A Failed Experiment
The experiment has been performed (earlier discussed here):
I propose that every Republican politician be asked this simple question: Do you believe that the earth was created less than 10,000 years ago? In other words, is everything we have learned about the age of the universe, our planet, and the life thereon nothing but an elaborate hoax?
They'll have two choices. First, they can acknowledge the truth, and offend their most rabid supporters. Or they can say they do in fact believe the earth is less than 10,000 years old, in which case they will have proclaimed for all to see their antipathy toward the very notions of science and rationality.
Or they might take a third path – trying not to answer the question. They shouldn't be allowed to get away with that. Here's a sample question journalists can use as a follow-up: "Did you take biology in high school? Are you familiar at all with the mountain of evidence in support of evolution? Do you know about these things called "fossils," that, for instance, show earlier stages of human evolution? OK – so if you know about all that, are you saying it's all a hoax?"
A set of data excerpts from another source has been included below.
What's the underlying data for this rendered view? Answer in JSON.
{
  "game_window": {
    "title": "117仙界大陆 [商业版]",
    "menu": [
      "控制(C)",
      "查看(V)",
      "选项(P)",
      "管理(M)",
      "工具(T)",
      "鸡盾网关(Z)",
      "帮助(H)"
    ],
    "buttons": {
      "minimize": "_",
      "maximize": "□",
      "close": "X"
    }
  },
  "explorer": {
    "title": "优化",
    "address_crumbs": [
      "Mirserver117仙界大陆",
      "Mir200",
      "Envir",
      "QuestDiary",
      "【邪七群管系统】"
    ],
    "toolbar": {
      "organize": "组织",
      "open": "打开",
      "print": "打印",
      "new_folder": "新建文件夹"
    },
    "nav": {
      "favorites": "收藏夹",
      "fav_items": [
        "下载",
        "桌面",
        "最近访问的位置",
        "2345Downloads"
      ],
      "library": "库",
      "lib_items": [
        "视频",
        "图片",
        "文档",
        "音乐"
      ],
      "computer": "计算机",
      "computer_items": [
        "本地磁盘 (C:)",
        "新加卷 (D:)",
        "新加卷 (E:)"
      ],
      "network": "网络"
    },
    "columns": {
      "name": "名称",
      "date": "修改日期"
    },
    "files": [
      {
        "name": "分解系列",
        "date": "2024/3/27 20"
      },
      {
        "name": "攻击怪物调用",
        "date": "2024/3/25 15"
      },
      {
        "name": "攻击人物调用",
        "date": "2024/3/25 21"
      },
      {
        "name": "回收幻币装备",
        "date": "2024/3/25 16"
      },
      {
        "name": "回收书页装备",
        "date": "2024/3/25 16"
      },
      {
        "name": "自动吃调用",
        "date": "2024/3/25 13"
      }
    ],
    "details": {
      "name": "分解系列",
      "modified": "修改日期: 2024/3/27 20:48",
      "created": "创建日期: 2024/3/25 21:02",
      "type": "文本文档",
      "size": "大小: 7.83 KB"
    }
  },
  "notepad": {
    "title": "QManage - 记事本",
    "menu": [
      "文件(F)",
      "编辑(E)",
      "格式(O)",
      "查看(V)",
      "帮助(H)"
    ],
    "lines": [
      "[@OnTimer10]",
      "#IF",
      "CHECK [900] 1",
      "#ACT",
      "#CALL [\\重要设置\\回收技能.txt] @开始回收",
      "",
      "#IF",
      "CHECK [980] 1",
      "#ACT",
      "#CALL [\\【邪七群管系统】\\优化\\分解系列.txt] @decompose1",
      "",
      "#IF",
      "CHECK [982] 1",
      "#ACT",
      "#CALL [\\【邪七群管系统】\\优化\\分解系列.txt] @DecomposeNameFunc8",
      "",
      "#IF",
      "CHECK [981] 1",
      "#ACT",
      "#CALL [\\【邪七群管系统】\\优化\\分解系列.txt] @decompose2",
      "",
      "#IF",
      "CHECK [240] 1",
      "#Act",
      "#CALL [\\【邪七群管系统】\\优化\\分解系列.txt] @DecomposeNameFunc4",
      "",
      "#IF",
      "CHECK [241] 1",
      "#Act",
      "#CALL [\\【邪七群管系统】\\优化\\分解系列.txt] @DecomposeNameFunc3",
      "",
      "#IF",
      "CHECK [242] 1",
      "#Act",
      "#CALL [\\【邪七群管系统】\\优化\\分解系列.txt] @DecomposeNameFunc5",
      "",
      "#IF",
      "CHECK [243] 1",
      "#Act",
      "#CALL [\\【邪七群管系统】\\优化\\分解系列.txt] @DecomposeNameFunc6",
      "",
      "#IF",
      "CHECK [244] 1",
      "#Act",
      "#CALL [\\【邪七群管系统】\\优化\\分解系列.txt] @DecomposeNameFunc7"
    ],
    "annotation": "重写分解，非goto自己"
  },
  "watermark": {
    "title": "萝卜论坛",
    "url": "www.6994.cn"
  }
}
This is a fundamental divide in our society. Yes, according to some recent polling, as many as 45% of the American people actually believe that the earth is less than 10,000 years old. Before I go on, we should understand that there are lots and lots of religious people who disagree, so what I'm about to say isn't directed at religious people as a whole.
So here goes. If you think the earth was created less than 10,000 years ago, you're either spectacularly ill-informed (probably not your fault) or willfully ignorant. If you had the benefit of an education at, say, Andover, Yale and Harvard and you think this, you've simply rejected rational thought. Schizophrenics can at least say they did not choose their delusions.
We absolutely need to get politicians on the record on this. The view that God exists and has guided the process of creation and evolution – or even set it in motion and stood back – is not incompatible with an understanding of the world. The view that the entire accumulated knowledge of physics and biology is some kind of sinister scam, on the other hand, is not.
My suspicion is that if you looked into their heart of hearts, even most of the Republican caucus of both houses would admit that of course the earth is not 10,000 years old. But they don't have the guts to say so and alienate their fundamentalist supporters. They shouldn't be allowed to weasel out of it.
In other words, 70% of the top Republicans believe in the fact of evolution, including the presumed candidate.
The 10 rivals showed their conservative credentials across 90 minutes of debate at the Ronald Reagan Presidential Library, each claiming to be a worthy heir to the political legacy of the late 40th president.
The field split on another issue, with Brownback, former Arkansas Gov. Mike Huckabee and Colorado Rep. Tom Tancredo raising their hands when moderator Chris Matthews asked who did not believe in evolution.
Meanwhile, I'd like to know which Democrats are willing to believe scientific evidence regarding nuclear waste?